Avezzano. “Quando perdi qualcuno che ami ottieni un angelo che già conosci…”, si legge sul manifesto che annuncia i funerali dei quattro escursionisti marsicani che hanno perso la vita sul Monte Velino.
La camera ardente verrà allestita all’interno della cattedrale di Avezzano. Il servizio funebre è a cura delle agenzie funebri Rossi, Bossi e Luciani.
L’accesso sarà disciplinato all’esterno e all’interno dalle forze dell’ordine affiancate dai volontari della Protezione Civile, oggi domenica 21, dalle 15 alle 20 e domani, lunedì 22, dalle 7 alle 13.
L’accesso ai funerali, che si svolgeranno domani, alle 15, all’interno della Cattedrale, sarà riservato ad un ristrettissimo numero di partecipanti, secondo quanto disciplinato dalla normativa vigente e dalle disposizioni ecclesiastiche, i quali interverranno con uno specifico pass rilasciato dal Comune di Avezzano.
Intanto un operatore che in questi giorni ha partecipato al riconoscimento dei corpi fa sapere:
“Affrontare la morte è difficile anche per chi lo fa di mestiere. Vorrei che si rendesse pubblico quando io ho visto fare dal personale dell’obitorio dell’ospedale di Avezzano. Mi sento di ringraziare queste persone per come si sono prese cura dei quattro escursionisti. Ho visto un pudore, le lacrime e un decoro nei confronti di queste persone che credo non dimenticherò mai”.
Su Monte Cervaro, lo staff della pizzeria Il Padrino, dove lavorava Gianmarco Degni, ha messo un cuore che guarda verso il Monte Velino, che ricorda i quattro escursionisti.
Altri ricordi
Da oggi è diverso guardar le tue cime, vecchio Velino imbiancato.
Da quando hai detto: voglio vedere che faccia ha la Morte,
e giù neve su neve.
O forse non tu, forse l’Eterno Signore delle cime,
ma Lui già sa di morte e di vita… Zitta non dire. Taci il mistero del nascere e morire, del vivere: camminiamo su creste di abisso, spesso ignari di tanto sgomento. Fugge il cuore distratto allo sguardo che cade nel vuoto. Amici, per noi, il nome vostro non si perda in terra di oblio.Cecilia Sartini
“24 gennaio 2021.
Camminavamo in fila, uno dietro l’altro.
Anche se quei luoghi ci erano, ormai, familiari, il più esperto di noi procedeva per primo e ci indicava la strada, segnava il percorso.

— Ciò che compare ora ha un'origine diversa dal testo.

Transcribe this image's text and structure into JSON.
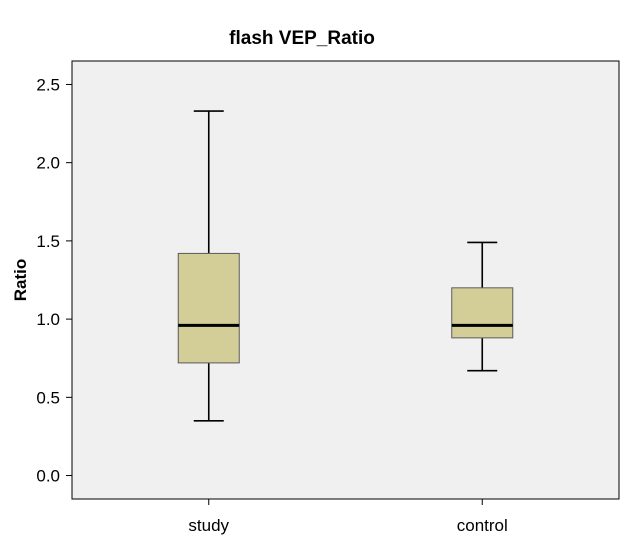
{
  "chart_data": {
    "type": "boxplot",
    "title": "flash VEP_Ratio",
    "xlabel": "",
    "ylabel": "Ratio",
    "ylim": [
      -0.15,
      2.65
    ],
    "yticks": [
      "0.0",
      "0.5",
      "1.0",
      "1.5",
      "2.0",
      "2.5"
    ],
    "ytick_values": [
      0.0,
      0.5,
      1.0,
      1.5,
      2.0,
      2.5
    ],
    "categories": [
      "study",
      "control"
    ],
    "boxes": [
      {
        "category": "study",
        "whisker_low": 0.35,
        "q1": 0.72,
        "median": 0.96,
        "q3": 1.42,
        "whisker_high": 2.33
      },
      {
        "category": "control",
        "whisker_low": 0.67,
        "q1": 0.88,
        "median": 0.96,
        "q3": 1.2,
        "whisker_high": 1.49
      }
    ],
    "grid": false,
    "legend": "none",
    "colors": {
      "plot_background": "#f0f0f0",
      "box_fill": "#d3ce97",
      "box_stroke": "#5a5a5a",
      "line": "#000000"
    }
  }
}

Saremmo affondati nella neve se non fosse stato per i ramponi. E così, passo dopo passo, dopo aver guadagnato la valle dalle pendici a Est dell’antico Sorvegliante della Marsica, ci ritrovammo all’ingresso di quella aspra, rude e bellissima strozzatura.

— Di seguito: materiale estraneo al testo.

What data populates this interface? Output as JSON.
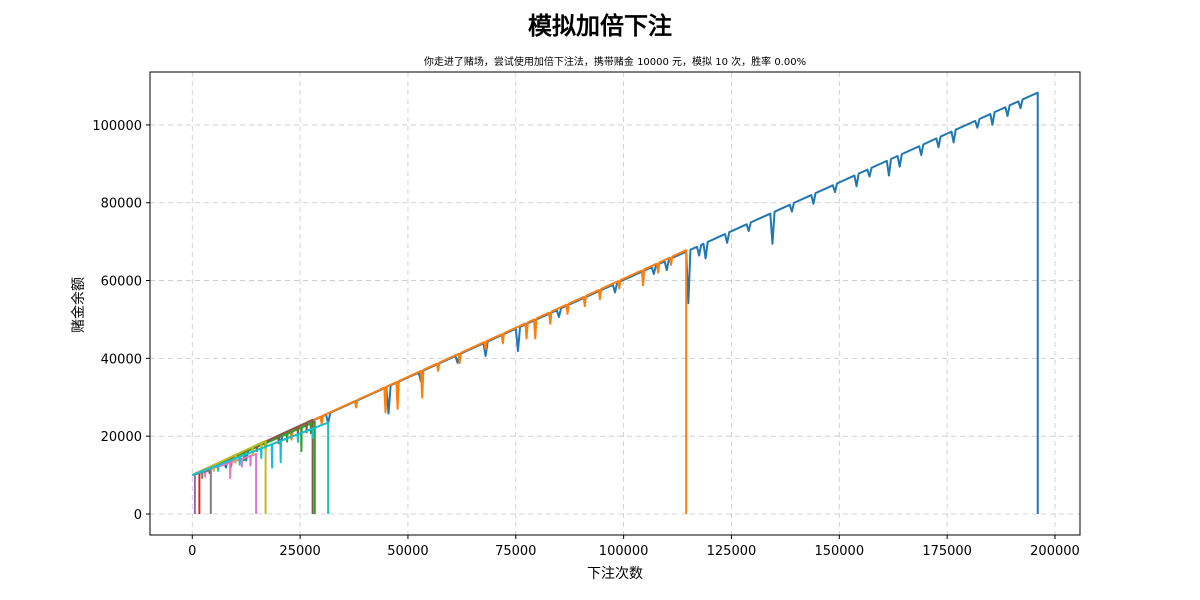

Il fiato bianco che, ritmico, usciva dalle nostre bocche si mescolava al candore della neve e del ghiaccio.
Non sentivamo fatica, abituati a percorsi più impegnativi, e andavamo avanti spediti.
Il silenzio era rotto solo dal crocchio e dal crepitio della neve sotto al peso dei nostri passi.
Eravamo partiti in orario e con quella cadenza saremmo rientrati, come da previsione, ancora in tempo per il pranzo.
Forse non era la miglior giornata per poter apprezzare la selvaggia nudità di quegli impervi, ma avevamo affrontato climi e temperature peggiori.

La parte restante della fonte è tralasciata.